California was among the five states with the highest number of completed foreclosures for the 12 months ending in May 2012, with 133,000 completed foreclosures. Other states included Florida with 92,000 completed foreclosures; Michigan, 60,000; Texas, 58,000; and Georgia, 57,000. The five states accounted for 48.8 percent of all completed foreclosures across the country.

Florida, New Jersey, Illinois, New York and Nevada are the top five states with the highest foreclosure inventory as a percentage of all mortgaged homes, according to CoreLogic.

Foreclosure inventory represents the number of mortgaged homes that are placed into the foreclosure process by the mortgage servicer. Mortgage lenders start the foreclosure process when the mortgage reaches a specific level of serious delinquency, typically defined as 90, 120 or 150 days delinquent.

“It is good to know that foreclosure inventory is not as high in California compared with other states and that foreclosed homes are moving quickly in the market,” said Suzanne Yost, president of the Silicon Valley Association of Realtors. “We continue to be concerned that the process does not lag for the sake of distressed homeowners.”

Yost, who is a broker associate with Alain Pinel Realtors in Los Gatos, referred to the California Legislature’s recent passage of a conference report that was a key element of the attorney general’s package of bills making up a so-called Homeowners Bill of Rights. Realtors opposed the legislation because they felt, while well-meaning, it would encourage the filing of frivolous lawsuits that would delay the foreclosure process, further discourage lending and inevitably stall the housing recovery.

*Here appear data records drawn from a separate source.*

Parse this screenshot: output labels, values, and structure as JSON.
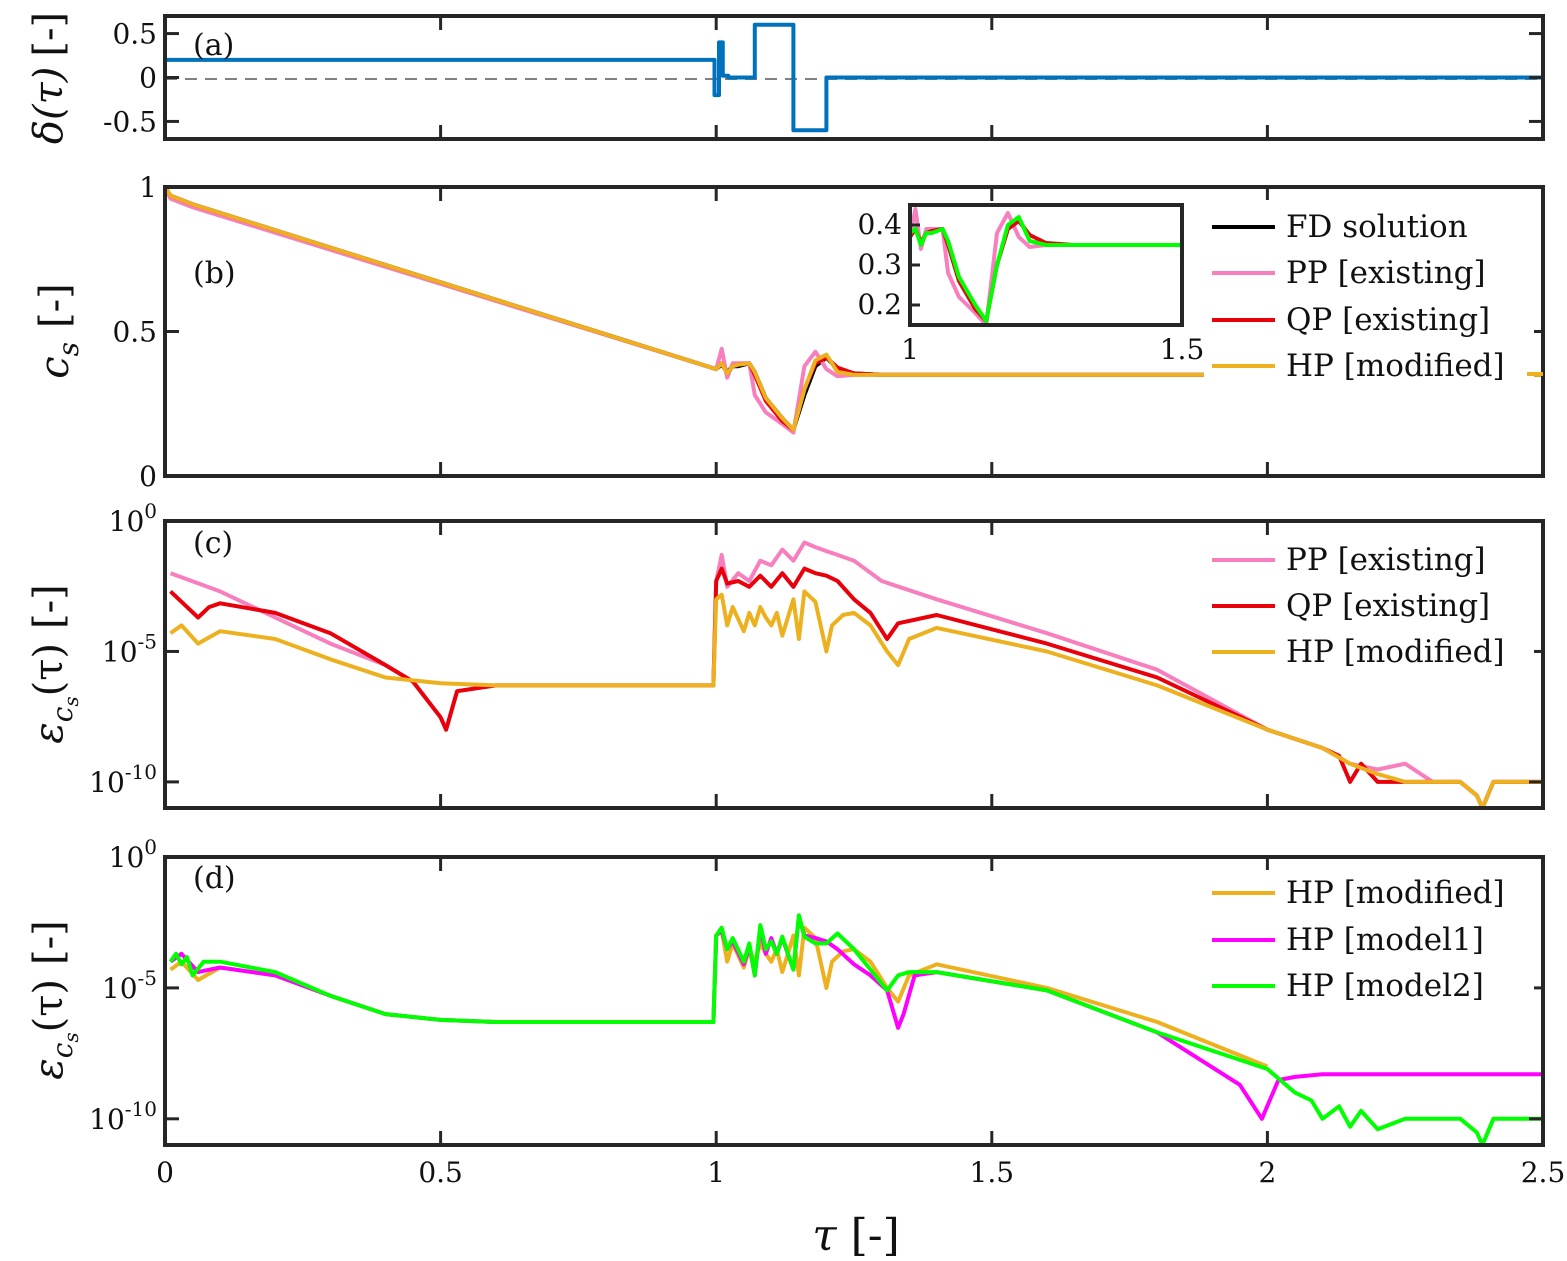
{
  "colors": {
    "fd": "#000000",
    "pp": "#f77fbe",
    "qp": "#e8000b",
    "hp": "#edb120",
    "model1": "#ff00ff",
    "model2": "#00ff00",
    "delta": "#0072bd",
    "axis": "#262626",
    "zero_line": "#808080"
  },
  "xaxis": {
    "label_sym": "τ",
    "label_unit": "[-]",
    "range": [
      0,
      2.5
    ],
    "ticks": [
      "0",
      "0.5",
      "1",
      "1.5",
      "2",
      "2.5"
    ]
  },
  "chart_data": [
    {
      "type": "line",
      "panel_label": "(a)",
      "ylabel": "δ(τ) [-]",
      "ylabel_sym": "δ(τ)",
      "ylabel_unit": "[-]",
      "ylim": [
        -0.7,
        0.7
      ],
      "yticks": [
        "0.5",
        "0",
        "-0.5"
      ],
      "reference_line": 0,
      "series": [
        {
          "id": "delta",
          "x": [
            0,
            0.997,
            0.997,
            1.005,
            1.005,
            1.012,
            1.012,
            1.022,
            1.022,
            1.07,
            1.07,
            1.14,
            1.14,
            1.2,
            1.2,
            2.5
          ],
          "y": [
            0.2,
            0.2,
            -0.2,
            -0.2,
            0.4,
            0.4,
            0.02,
            0.02,
            0.0,
            0.0,
            0.6,
            0.6,
            -0.6,
            -0.6,
            0.0,
            0.0
          ]
        }
      ]
    },
    {
      "type": "line",
      "panel_label": "(b)",
      "ylabel": "c_s [-]",
      "ylabel_sym": "c",
      "ylabel_sub": "s",
      "ylabel_unit": "[-]",
      "ylim": [
        0,
        1
      ],
      "yticks": [
        "1",
        "0.5",
        "0"
      ],
      "series": [
        {
          "id": "fd",
          "name": "FD solution",
          "x": [
            0,
            0.01,
            0.05,
            1.0,
            1.01,
            1.02,
            1.03,
            1.04,
            1.06,
            1.07,
            1.09,
            1.12,
            1.14,
            1.16,
            1.18,
            1.2,
            1.22,
            1.25,
            1.3,
            2.5
          ],
          "y": [
            1.0,
            0.97,
            0.94,
            0.37,
            0.385,
            0.36,
            0.38,
            0.38,
            0.39,
            0.36,
            0.27,
            0.2,
            0.16,
            0.28,
            0.38,
            0.41,
            0.37,
            0.355,
            0.35,
            0.35
          ]
        },
        {
          "id": "pp",
          "name": "PP [existing]",
          "x": [
            0,
            0.01,
            0.05,
            1.0,
            1.01,
            1.02,
            1.03,
            1.04,
            1.06,
            1.07,
            1.09,
            1.12,
            1.14,
            1.16,
            1.18,
            1.2,
            1.22,
            1.25,
            1.3,
            2.5
          ],
          "y": [
            1.0,
            0.96,
            0.93,
            0.37,
            0.44,
            0.34,
            0.39,
            0.39,
            0.39,
            0.28,
            0.22,
            0.18,
            0.15,
            0.38,
            0.43,
            0.37,
            0.345,
            0.35,
            0.35,
            0.35
          ]
        },
        {
          "id": "qp",
          "name": "QP [existing]",
          "x": [
            0,
            0.01,
            0.05,
            1.0,
            1.01,
            1.02,
            1.03,
            1.04,
            1.06,
            1.07,
            1.09,
            1.12,
            1.14,
            1.16,
            1.18,
            1.2,
            1.22,
            1.25,
            1.3,
            2.5
          ],
          "y": [
            1.0,
            0.97,
            0.94,
            0.37,
            0.39,
            0.355,
            0.38,
            0.385,
            0.39,
            0.35,
            0.26,
            0.19,
            0.16,
            0.3,
            0.39,
            0.41,
            0.375,
            0.355,
            0.35,
            0.35
          ]
        },
        {
          "id": "hp",
          "name": "HP [modified]",
          "x": [
            0,
            0.01,
            0.05,
            1.0,
            1.01,
            1.02,
            1.03,
            1.04,
            1.06,
            1.07,
            1.09,
            1.12,
            1.14,
            1.16,
            1.18,
            1.2,
            1.22,
            1.25,
            1.3,
            2.5
          ],
          "y": [
            1.0,
            0.97,
            0.94,
            0.37,
            0.39,
            0.355,
            0.38,
            0.385,
            0.39,
            0.36,
            0.27,
            0.2,
            0.16,
            0.3,
            0.4,
            0.42,
            0.36,
            0.35,
            0.35,
            0.35
          ]
        }
      ],
      "inset": {
        "xlim": [
          1,
          1.5
        ],
        "ylim": [
          0.15,
          0.45
        ],
        "xticks": [
          "1",
          "1.5"
        ],
        "yticks": [
          "0.4",
          "0.3",
          "0.2"
        ],
        "series_ids": [
          "pp",
          "qp",
          "model2"
        ],
        "model2": {
          "x": [
            1.0,
            1.01,
            1.02,
            1.03,
            1.04,
            1.06,
            1.07,
            1.09,
            1.12,
            1.14,
            1.16,
            1.18,
            1.2,
            1.22,
            1.25,
            1.3,
            1.5
          ],
          "y": [
            0.38,
            0.39,
            0.35,
            0.38,
            0.38,
            0.39,
            0.36,
            0.27,
            0.2,
            0.16,
            0.3,
            0.4,
            0.42,
            0.36,
            0.35,
            0.35,
            0.35
          ]
        }
      }
    },
    {
      "type": "line",
      "panel_label": "(c)",
      "ylabel": "ε_cs(τ) [-]",
      "ylabel_sym": "ε",
      "ylabel_sub": "c",
      "ylabel_subsub": "s",
      "ylabel_arg": "(τ)",
      "ylabel_unit": "[-]",
      "yscale": "log",
      "ylim": [
        1e-11,
        1
      ],
      "yticks": [
        {
          "base": "10",
          "exp": "0"
        },
        {
          "base": "10",
          "exp": "-5"
        },
        {
          "base": "10",
          "exp": "-10"
        }
      ],
      "series": [
        {
          "id": "pp",
          "name": "PP [existing]",
          "x": [
            0.01,
            0.1,
            0.2,
            0.3,
            0.4,
            0.45,
            0.5,
            0.51,
            0.53,
            0.6,
            0.7,
            0.8,
            0.9,
            0.995,
            1.0,
            1.01,
            1.02,
            1.04,
            1.06,
            1.08,
            1.1,
            1.12,
            1.14,
            1.16,
            1.18,
            1.2,
            1.22,
            1.25,
            1.3,
            1.4,
            1.6,
            1.8,
            2.0,
            2.1,
            2.15,
            2.2,
            2.25,
            2.3,
            2.35,
            2.38,
            2.39,
            2.41,
            2.45,
            2.5
          ],
          "y": [
            0.01,
            0.002,
            0.0002,
            2e-05,
            3e-06,
            7e-07,
            3e-08,
            1e-08,
            3e-07,
            5e-07,
            5e-07,
            5e-07,
            5e-07,
            5e-07,
            0.005,
            0.05,
            0.003,
            0.01,
            0.005,
            0.03,
            0.02,
            0.08,
            0.03,
            0.15,
            0.1,
            0.07,
            0.05,
            0.03,
            0.005,
            0.001,
            5e-05,
            2e-06,
            1e-08,
            2e-09,
            5e-10,
            3e-10,
            5e-10,
            1e-10,
            1e-10,
            3e-11,
            1e-11,
            1e-10,
            1e-10,
            1e-10
          ]
        },
        {
          "id": "qp",
          "name": "QP [existing]",
          "x": [
            0.01,
            0.03,
            0.06,
            0.08,
            0.1,
            0.2,
            0.3,
            0.4,
            0.45,
            0.5,
            0.51,
            0.53,
            0.6,
            0.7,
            0.8,
            0.9,
            0.995,
            1.0,
            1.01,
            1.02,
            1.04,
            1.06,
            1.08,
            1.1,
            1.12,
            1.14,
            1.16,
            1.18,
            1.2,
            1.22,
            1.25,
            1.28,
            1.31,
            1.33,
            1.4,
            1.6,
            1.8,
            2.0,
            2.1,
            2.13,
            2.15,
            2.17,
            2.2,
            2.25,
            2.3,
            2.35,
            2.38,
            2.39,
            2.41,
            2.45,
            2.5
          ],
          "y": [
            0.002,
            0.0008,
            0.0002,
            0.0005,
            0.0007,
            0.0003,
            5e-05,
            3e-06,
            7e-07,
            3e-08,
            1e-08,
            3e-07,
            5e-07,
            5e-07,
            5e-07,
            5e-07,
            5e-07,
            0.005,
            0.015,
            0.004,
            0.005,
            0.003,
            0.008,
            0.003,
            0.01,
            0.003,
            0.015,
            0.01,
            0.008,
            0.005,
            0.001,
            0.0003,
            3e-05,
            0.00012,
            0.00025,
            2e-05,
            1e-06,
            1e-08,
            2e-09,
            1e-09,
            1e-10,
            5e-10,
            1e-10,
            1e-10,
            1e-10,
            1e-10,
            3e-11,
            1e-11,
            1e-10,
            1e-10,
            1e-10
          ]
        },
        {
          "id": "hp",
          "name": "HP [modified]",
          "x": [
            0.01,
            0.03,
            0.06,
            0.1,
            0.2,
            0.3,
            0.4,
            0.5,
            0.6,
            0.7,
            0.8,
            0.9,
            0.995,
            1.0,
            1.01,
            1.02,
            1.03,
            1.05,
            1.06,
            1.07,
            1.08,
            1.09,
            1.1,
            1.11,
            1.12,
            1.14,
            1.15,
            1.16,
            1.18,
            1.2,
            1.21,
            1.23,
            1.25,
            1.28,
            1.31,
            1.33,
            1.35,
            1.4,
            1.6,
            1.8,
            2.0,
            2.1,
            2.15,
            2.2,
            2.25,
            2.3,
            2.35,
            2.38,
            2.39,
            2.41,
            2.45,
            2.5
          ],
          "y": [
            5e-05,
            0.0001,
            2e-05,
            6e-05,
            3e-05,
            5e-06,
            1e-06,
            6e-07,
            5e-07,
            5e-07,
            5e-07,
            5e-07,
            5e-07,
            0.001,
            0.0015,
            0.0001,
            0.0005,
            6e-05,
            0.0003,
            0.0001,
            0.0005,
            0.0002,
            0.0001,
            0.0003,
            4e-05,
            0.001,
            3e-05,
            0.002,
            0.0008,
            1e-05,
            0.0001,
            0.00025,
            0.0003,
            0.0001,
            1e-05,
            3e-06,
            3e-05,
            8e-05,
            1e-05,
            5e-07,
            1e-08,
            2e-09,
            5e-10,
            2e-10,
            1e-10,
            1e-10,
            1e-10,
            3e-11,
            1e-11,
            1e-10,
            1e-10,
            1e-10
          ]
        }
      ]
    },
    {
      "type": "line",
      "panel_label": "(d)",
      "ylabel": "ε_cs(τ) [-]",
      "ylabel_sym": "ε",
      "ylabel_sub": "c",
      "ylabel_subsub": "s",
      "ylabel_arg": "(τ)",
      "ylabel_unit": "[-]",
      "yscale": "log",
      "ylim": [
        1e-11,
        1
      ],
      "yticks": [
        {
          "base": "10",
          "exp": "0"
        },
        {
          "base": "10",
          "exp": "-5"
        },
        {
          "base": "10",
          "exp": "-10"
        }
      ],
      "series": [
        {
          "id": "hp",
          "name": "HP [modified]",
          "x": [
            0.01,
            0.03,
            0.06,
            0.1,
            0.2,
            0.3,
            0.4,
            0.5,
            0.6,
            0.7,
            0.8,
            0.9,
            0.995,
            1.0,
            1.01,
            1.02,
            1.03,
            1.05,
            1.06,
            1.07,
            1.08,
            1.09,
            1.1,
            1.11,
            1.12,
            1.14,
            1.15,
            1.16,
            1.18,
            1.2,
            1.21,
            1.23,
            1.25,
            1.28,
            1.31,
            1.33,
            1.35,
            1.4,
            1.6,
            1.8,
            2.0
          ],
          "y": [
            5e-05,
            0.0001,
            2e-05,
            6e-05,
            3e-05,
            5e-06,
            1e-06,
            6e-07,
            5e-07,
            5e-07,
            5e-07,
            5e-07,
            5e-07,
            0.001,
            0.0015,
            0.0001,
            0.0005,
            6e-05,
            0.0003,
            0.0001,
            0.0005,
            0.0002,
            0.0001,
            0.0003,
            4e-05,
            0.001,
            3e-05,
            0.002,
            0.0008,
            1e-05,
            0.0001,
            0.00025,
            0.0003,
            0.0001,
            1e-05,
            3e-06,
            3e-05,
            8e-05,
            1e-05,
            5e-07,
            1e-08
          ]
        },
        {
          "id": "model1",
          "name": "HP [model1]",
          "x": [
            0.01,
            0.03,
            0.06,
            0.1,
            0.2,
            0.3,
            0.4,
            0.5,
            0.6,
            0.7,
            0.8,
            0.9,
            0.995,
            1.0,
            1.01,
            1.02,
            1.03,
            1.05,
            1.06,
            1.07,
            1.08,
            1.09,
            1.1,
            1.11,
            1.12,
            1.14,
            1.15,
            1.16,
            1.18,
            1.2,
            1.22,
            1.25,
            1.28,
            1.31,
            1.33,
            1.34,
            1.36,
            1.4,
            1.6,
            1.8,
            1.95,
            1.99,
            2.02,
            2.05,
            2.1,
            2.2,
            2.3,
            2.4,
            2.5
          ],
          "y": [
            0.0001,
            0.0002,
            4e-05,
            6e-05,
            3e-05,
            5e-06,
            1e-06,
            6e-07,
            5e-07,
            5e-07,
            5e-07,
            5e-07,
            5e-07,
            0.001,
            0.0015,
            0.0003,
            0.0006,
            8e-05,
            0.0004,
            3e-05,
            0.002,
            0.0002,
            0.0008,
            0.0002,
            0.0008,
            5e-05,
            0.005,
            0.001,
            0.0008,
            0.0006,
            0.0003,
            8e-05,
            3e-05,
            8e-06,
            3e-07,
            1e-06,
            3e-05,
            4e-05,
            8e-06,
            2e-07,
            2e-09,
            1e-10,
            3e-09,
            4e-09,
            5e-09,
            5e-09,
            5e-09,
            5e-09,
            5e-09
          ]
        },
        {
          "id": "model2",
          "name": "HP [model2]",
          "x": [
            0.01,
            0.02,
            0.03,
            0.04,
            0.05,
            0.07,
            0.1,
            0.2,
            0.3,
            0.4,
            0.5,
            0.6,
            0.7,
            0.8,
            0.9,
            0.995,
            1.0,
            1.01,
            1.02,
            1.03,
            1.05,
            1.06,
            1.07,
            1.08,
            1.09,
            1.1,
            1.11,
            1.12,
            1.14,
            1.15,
            1.16,
            1.18,
            1.2,
            1.22,
            1.25,
            1.28,
            1.31,
            1.33,
            1.35,
            1.4,
            1.6,
            1.8,
            2.0,
            2.05,
            2.08,
            2.1,
            2.13,
            2.15,
            2.17,
            2.2,
            2.25,
            2.3,
            2.35,
            2.38,
            2.39,
            2.41,
            2.45,
            2.5
          ],
          "y": [
            0.0001,
            0.0002,
            8e-05,
            0.00015,
            3e-05,
            0.0001,
            0.0001,
            4e-05,
            5e-06,
            1e-06,
            6e-07,
            5e-07,
            5e-07,
            5e-07,
            5e-07,
            5e-07,
            0.001,
            0.002,
            0.0003,
            0.0008,
            0.0001,
            0.0005,
            3e-05,
            0.0025,
            0.0003,
            0.0006,
            0.0002,
            0.0009,
            5e-05,
            0.006,
            0.0009,
            0.0005,
            0.0005,
            0.0012,
            0.0003,
            5e-05,
            8e-06,
            3e-05,
            4e-05,
            4e-05,
            8e-06,
            2e-07,
            8e-09,
            1e-09,
            5e-10,
            1e-10,
            3e-10,
            5e-11,
            2e-10,
            4e-11,
            1e-10,
            1e-10,
            1e-10,
            3e-11,
            1e-11,
            1e-10,
            1e-10,
            1e-10
          ]
        }
      ]
    }
  ]
}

“The good news is what has passed is an improved version of the package of bills initially sponsored by the attorney general. During Legislative Day in May, Realtors from across the state traveled to Sacramento and spoke with their legislators against these complicated and harmful provisions. The conference committee ultimately did not include them in the final report,” said Yost.

Yost said the organization will continue to fight for thoughtful, balanced reform of the foreclosure process. She said members support AB 1745 (Torres), which prohibits “dual tracking” to prevent lenders from selling a property at a foreclosure sale if a short sale has already been approved.